La película es biográfica, de alguna manera. Por tanto, más que el tema dramático, siendo Lumet, el tema a tratar va por otro lado. Lo reflejo en algunas de las observaciones que entiendo destacables:

1) Los hechos: "Daniel" no es concluyente, pero no importa. El ostracismo, el oscurantismo que el gobierno norteamericano vertió sobre los hechos es prácticamente una demostración de culpabilidad. No es algo nuevo, lo han hecho a menudo, es una técnica muy común, buscar chivos expiatorios, crear fantasmas demoníacos sobre los que la gente pueda volcar su miedo. El aparato estatal, antes y ahora, en cualquier país, sabe cómo hacer para sepultar cualquier forma de pensar que no guste...o para crear corrientes de pensamientos a base de difundir infamias.

2) El personaje de Hutton (Daniel) salpica la cinta con citas a las formas de proceder de los estados, a lo largo de la historia, para ejecutar a los disidentes. Lumet subraya lo común: Para las clases bajas, los peores horrores; las clases altas tenían otro status.

3) Anda lúcido Lumet, y atrevido, al señalar al orfanato o colegio como institución similar a la cárcel. Y es que lo es, aunque apenas nadie hoy día sea capaz de discernirlo, pero es la realidad. Los estudiosos del tema afirman, no en vano, que el sistema escolar moderno se creó para diseñar la psique de los individuos, quienes tenían mucho que mejorar para ser los elementos que necesitaban los Estados. También apunta Lumet a las universidades como Centros para adormecer, inutilizar, desarmar a la juventud; lástima que no lo desarrolle.

4) El manicomio, un clásico, también resulta enfocado. Y es que, aunque no es lo central, queda bien reflejado: No se puede saber si estás loco o no, si se puede hacer algo por ti, los tratamientos que se utilizan son para echarse a temblar, el protagonista intuye que su hermana no está enferma, pero no tiene pundonor para hacer lo que tiene que hacer. Quien ha conocido algún caso personal del asunto debería saber que digo la verdad.

5) La pena de muerte: No me decanto ni a favor ni en contra. Pero ver la manera en que procede al respecto el aparato del Estado es terrorífico. ¿Estarán desclasificados esos papeles? Lo dudo.

6) El aparato policial y judicial metido hasta las trancas en corrupción de Estado. O también en sugestión procedente del Estado. La escena del autobús es tremenda. La del juicio es cristalina.

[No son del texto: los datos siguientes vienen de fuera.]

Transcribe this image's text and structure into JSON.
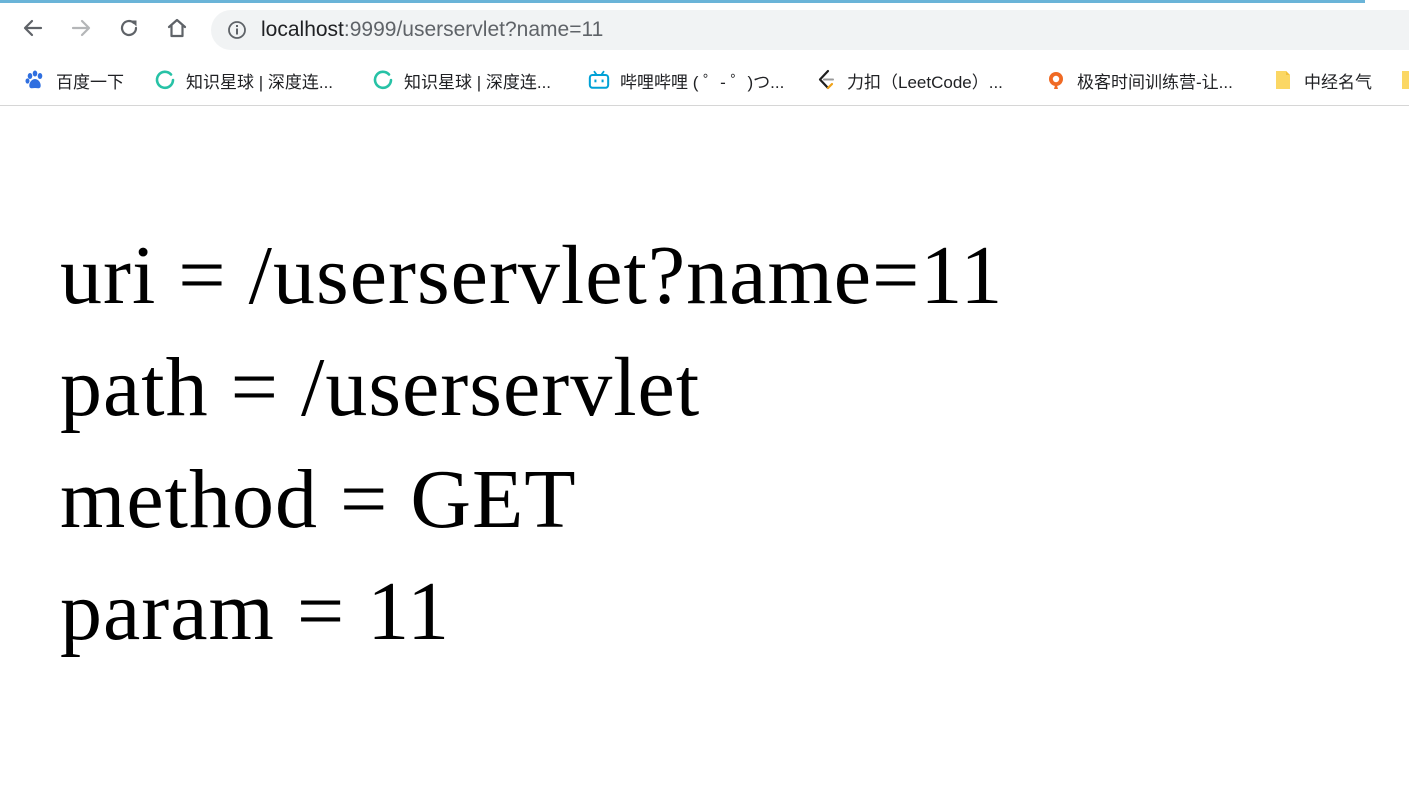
{
  "browser": {
    "address_bar": {
      "host": "localhost",
      "rest": ":9999/userservlet?name=11"
    }
  },
  "bookmarks": [
    {
      "label": "百度一下",
      "icon": "baidu-paw-icon"
    },
    {
      "label": "知识星球 | 深度连...",
      "icon": "zsxq-ring-icon"
    },
    {
      "label": "知识星球 | 深度连...",
      "icon": "zsxq-ring-icon"
    },
    {
      "label": "哔哩哔哩 ( ゜- ゜)つ...",
      "icon": "bilibili-tv-icon"
    },
    {
      "label": "力扣（LeetCode）...",
      "icon": "leetcode-icon"
    },
    {
      "label": "极客时间训练营-让...",
      "icon": "geektime-icon"
    },
    {
      "label": "中经名气",
      "icon": "folder-icon"
    }
  ],
  "page": {
    "lines": [
      "uri = /userservlet?name=11",
      "path = /userservlet",
      "method = GET",
      "param = 11"
    ]
  },
  "colors": {
    "accent_line": "#6ab4d8",
    "omnibox_bg": "#f1f3f4",
    "folder": "#fbd764",
    "zsxq": "#27c2a6",
    "bilibili": "#00a1d6",
    "baidu": "#2f6fe0"
  }
}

7) Quizás Lumet esté arrastrado por alguna tendencia izquierdista, es posible, en la película yo veo sobre todo retrato del aparato institucional, la política queda por debajo de la denuncia institucional, al menos en mi opiniòn, y por eso es un grande. Si Lumet se hubiera dedicado a adoctrinar en política, hubiera sido un director mediocre.


En el aspecto formal, ha habido algunas cosas que no he encajado bien, como la escena de Hutton yendo a la consulta dentista, los primeros 20 minutos con esos diálogos algo sobrecargados...y el final, que me resulta más bien complaciente, aunque entiendo que Sidney ya había hecho bastante denuncia. Un 7,5.